Шрифт:
Интервал:
Закладка:
Дорожки 115-го участка забиты бродящими между могилами людьми. Какая-то женщина старается стереть носовым платком нарисованные поверх имен свастики. Но у нее не получается. Она пытается соскрести их ногтем — опять не получается. Я машинально подношу руку к груди, где обычно висит «Лейка».
В этом году к памятнику в Баньо народу стеклось больше обычного, и слушали все внимательнее обычного. Председатель Союза французских еврейских обществ, сегодня особенно взволнованный, как водится, давал слово влиятельным членам общины. Все они, разумеется, говорили о том, что не надо терять бдительности, но чего-то не хватало в этих речах, слишком они были официальные, слишком мало отличались от тех, что произносились в прежние годы.
Но вот один оратор заговорил на идише, заговорил так, что взяло за душу. Поэтому и я прислушался, хоть понимал далеко не все. Конечно, речи на идише еще изредка можно услышать, но вот именно что изредка. И я с волнением слушал не только слова, а сам язык.
Говоривший был уже пожилой человек, но гнев не остыл в нем за многие годы. Как и память о борьбе и потерях.
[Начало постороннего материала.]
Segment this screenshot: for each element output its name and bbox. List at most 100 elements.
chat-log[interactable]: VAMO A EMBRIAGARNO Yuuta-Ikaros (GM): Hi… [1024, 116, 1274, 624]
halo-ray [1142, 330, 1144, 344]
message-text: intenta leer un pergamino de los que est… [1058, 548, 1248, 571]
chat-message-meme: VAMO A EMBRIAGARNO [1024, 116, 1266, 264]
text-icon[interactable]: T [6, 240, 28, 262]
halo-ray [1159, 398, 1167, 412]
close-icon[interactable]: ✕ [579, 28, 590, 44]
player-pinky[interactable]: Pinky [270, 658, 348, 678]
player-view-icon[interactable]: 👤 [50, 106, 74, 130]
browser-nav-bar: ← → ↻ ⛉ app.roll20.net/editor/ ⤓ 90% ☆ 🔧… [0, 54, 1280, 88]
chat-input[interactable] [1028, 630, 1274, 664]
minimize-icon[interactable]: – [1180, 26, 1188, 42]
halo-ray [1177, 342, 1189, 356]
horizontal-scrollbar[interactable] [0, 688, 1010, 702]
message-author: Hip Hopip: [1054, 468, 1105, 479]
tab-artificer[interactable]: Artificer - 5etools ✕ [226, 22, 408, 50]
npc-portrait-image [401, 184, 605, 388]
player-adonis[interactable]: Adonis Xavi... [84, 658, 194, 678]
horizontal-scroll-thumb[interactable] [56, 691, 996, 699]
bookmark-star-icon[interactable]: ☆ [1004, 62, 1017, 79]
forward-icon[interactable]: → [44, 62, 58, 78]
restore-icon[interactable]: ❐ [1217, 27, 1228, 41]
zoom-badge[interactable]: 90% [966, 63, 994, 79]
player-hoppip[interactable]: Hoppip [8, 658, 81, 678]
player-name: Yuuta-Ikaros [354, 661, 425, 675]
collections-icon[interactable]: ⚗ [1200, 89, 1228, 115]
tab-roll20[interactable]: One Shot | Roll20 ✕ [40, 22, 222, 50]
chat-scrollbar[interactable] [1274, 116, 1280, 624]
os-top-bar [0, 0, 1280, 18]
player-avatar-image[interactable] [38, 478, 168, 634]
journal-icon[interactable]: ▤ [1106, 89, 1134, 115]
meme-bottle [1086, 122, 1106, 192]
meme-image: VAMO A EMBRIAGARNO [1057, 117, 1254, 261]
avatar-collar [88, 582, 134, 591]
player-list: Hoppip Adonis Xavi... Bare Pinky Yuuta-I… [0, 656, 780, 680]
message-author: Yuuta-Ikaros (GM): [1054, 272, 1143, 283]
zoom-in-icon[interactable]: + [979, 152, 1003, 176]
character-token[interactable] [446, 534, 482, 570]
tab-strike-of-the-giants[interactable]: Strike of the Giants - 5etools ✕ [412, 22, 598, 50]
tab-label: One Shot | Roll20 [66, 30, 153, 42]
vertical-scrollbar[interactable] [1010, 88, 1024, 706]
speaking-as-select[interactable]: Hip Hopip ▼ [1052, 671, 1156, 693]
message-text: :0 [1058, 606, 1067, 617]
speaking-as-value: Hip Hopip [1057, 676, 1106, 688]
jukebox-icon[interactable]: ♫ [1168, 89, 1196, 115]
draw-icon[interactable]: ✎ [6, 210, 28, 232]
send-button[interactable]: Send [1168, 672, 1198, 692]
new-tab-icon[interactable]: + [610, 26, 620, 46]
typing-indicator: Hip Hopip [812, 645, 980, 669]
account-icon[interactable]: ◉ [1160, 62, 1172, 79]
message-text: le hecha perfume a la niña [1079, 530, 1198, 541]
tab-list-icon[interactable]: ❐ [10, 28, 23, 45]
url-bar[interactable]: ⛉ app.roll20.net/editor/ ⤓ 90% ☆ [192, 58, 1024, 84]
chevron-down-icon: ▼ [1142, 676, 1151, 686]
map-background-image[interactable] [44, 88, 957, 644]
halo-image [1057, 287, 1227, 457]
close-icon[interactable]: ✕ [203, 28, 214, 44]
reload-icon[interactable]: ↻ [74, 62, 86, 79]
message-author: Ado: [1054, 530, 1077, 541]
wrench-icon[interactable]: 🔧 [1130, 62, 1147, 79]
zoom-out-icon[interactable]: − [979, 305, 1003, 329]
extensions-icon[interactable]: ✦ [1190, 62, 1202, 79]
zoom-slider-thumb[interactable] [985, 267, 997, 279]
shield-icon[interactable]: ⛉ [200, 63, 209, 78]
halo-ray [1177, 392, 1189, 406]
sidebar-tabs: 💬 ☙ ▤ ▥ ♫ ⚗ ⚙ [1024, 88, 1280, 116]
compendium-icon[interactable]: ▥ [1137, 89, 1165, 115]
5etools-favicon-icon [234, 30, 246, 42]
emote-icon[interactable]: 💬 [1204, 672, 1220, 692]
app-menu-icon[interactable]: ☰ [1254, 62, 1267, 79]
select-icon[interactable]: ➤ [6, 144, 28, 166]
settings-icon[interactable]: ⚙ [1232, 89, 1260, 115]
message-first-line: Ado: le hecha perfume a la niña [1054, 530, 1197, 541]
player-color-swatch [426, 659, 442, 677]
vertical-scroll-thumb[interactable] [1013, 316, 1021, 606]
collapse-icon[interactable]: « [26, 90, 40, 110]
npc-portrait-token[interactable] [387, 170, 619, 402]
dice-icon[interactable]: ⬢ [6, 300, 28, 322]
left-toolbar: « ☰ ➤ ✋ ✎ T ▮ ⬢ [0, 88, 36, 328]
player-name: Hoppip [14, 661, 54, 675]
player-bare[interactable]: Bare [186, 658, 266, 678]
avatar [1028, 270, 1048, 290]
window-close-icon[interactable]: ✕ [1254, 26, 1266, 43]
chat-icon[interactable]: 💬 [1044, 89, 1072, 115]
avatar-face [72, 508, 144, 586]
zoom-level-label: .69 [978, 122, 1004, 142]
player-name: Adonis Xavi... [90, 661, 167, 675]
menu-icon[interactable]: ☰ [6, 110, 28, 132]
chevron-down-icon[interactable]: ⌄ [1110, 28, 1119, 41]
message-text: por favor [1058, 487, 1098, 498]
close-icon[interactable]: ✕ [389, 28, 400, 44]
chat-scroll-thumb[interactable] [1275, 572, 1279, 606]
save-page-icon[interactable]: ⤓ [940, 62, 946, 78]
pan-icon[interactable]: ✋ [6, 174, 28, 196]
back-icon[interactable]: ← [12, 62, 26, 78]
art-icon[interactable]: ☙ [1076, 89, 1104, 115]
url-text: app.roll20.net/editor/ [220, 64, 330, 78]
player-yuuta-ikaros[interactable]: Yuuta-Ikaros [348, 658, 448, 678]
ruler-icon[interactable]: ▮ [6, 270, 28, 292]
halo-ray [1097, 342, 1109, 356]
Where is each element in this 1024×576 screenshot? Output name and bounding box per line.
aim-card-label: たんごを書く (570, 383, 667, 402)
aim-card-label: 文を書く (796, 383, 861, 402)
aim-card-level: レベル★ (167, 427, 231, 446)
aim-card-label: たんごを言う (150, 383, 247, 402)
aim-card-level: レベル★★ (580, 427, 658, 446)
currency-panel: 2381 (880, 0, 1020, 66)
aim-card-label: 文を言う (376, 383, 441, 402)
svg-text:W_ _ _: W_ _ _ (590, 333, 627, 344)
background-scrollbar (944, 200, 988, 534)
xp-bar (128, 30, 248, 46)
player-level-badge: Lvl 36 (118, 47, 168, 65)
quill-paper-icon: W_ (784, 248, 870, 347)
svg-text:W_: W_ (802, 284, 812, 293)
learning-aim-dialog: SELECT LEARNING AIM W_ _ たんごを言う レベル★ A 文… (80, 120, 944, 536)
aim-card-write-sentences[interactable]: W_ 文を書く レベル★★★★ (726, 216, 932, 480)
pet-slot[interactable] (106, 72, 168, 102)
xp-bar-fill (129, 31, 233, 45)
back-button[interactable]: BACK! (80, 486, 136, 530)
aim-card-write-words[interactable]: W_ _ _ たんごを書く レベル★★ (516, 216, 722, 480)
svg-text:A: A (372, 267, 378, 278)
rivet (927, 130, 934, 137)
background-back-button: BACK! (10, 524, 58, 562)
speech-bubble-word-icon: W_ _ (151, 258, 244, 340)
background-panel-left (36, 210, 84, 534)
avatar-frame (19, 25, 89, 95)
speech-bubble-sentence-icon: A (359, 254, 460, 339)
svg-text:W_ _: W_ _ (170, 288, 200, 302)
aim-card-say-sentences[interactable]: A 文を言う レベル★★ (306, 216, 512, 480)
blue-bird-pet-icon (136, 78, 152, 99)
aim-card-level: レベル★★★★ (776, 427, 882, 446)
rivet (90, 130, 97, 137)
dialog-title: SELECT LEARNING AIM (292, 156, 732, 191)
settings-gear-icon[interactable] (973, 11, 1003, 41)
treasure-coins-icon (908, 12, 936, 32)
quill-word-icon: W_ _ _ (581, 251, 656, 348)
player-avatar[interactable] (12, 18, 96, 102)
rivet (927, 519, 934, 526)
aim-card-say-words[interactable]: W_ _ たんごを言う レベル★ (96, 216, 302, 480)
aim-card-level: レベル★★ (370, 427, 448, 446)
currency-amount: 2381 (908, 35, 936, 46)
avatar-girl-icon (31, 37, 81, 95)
Я его знаю — это он в 1945 году выступал у нас на празднике в летнем лагере. Все звали его по имени — Мойше.
Он рабочий, долгое время был убежденным коммунистом, вся его жизнь — живой пример особой роли, уготованной в истории евреям: погромы в Польше, подпольные собрания, забастовки и тюрьма, рабочие демонстрации и опять тюрьма. Потом эмиграция. Он портняжил в Польше и во Франции, вел партийную работу в Варшаве и в Париже (где состоял в Комитете наемных рабочих-иммигрантов), а высланный оттуда, стал работать в «Красной помощи» в Брюсселе. Дальше — Испания, интернациональные бригады и снова Франция, Сопротивление. Затем Освобождение, новые надежды, возвращение в Польшу и крах надежд. В 1968-м он вернулся во Францию, а теперь всем сердцем поддерживал израильских «Голубей».[44]Мойше не из тех, кто в конце концов решает: «Хватит, больше я на эту удочку не попадусь!» Его благородная душа падка на великие идеи. Она и в восемьдесят лет рвалась в бой за высокие идеалы. Всегда все с тем же пылом и упорством.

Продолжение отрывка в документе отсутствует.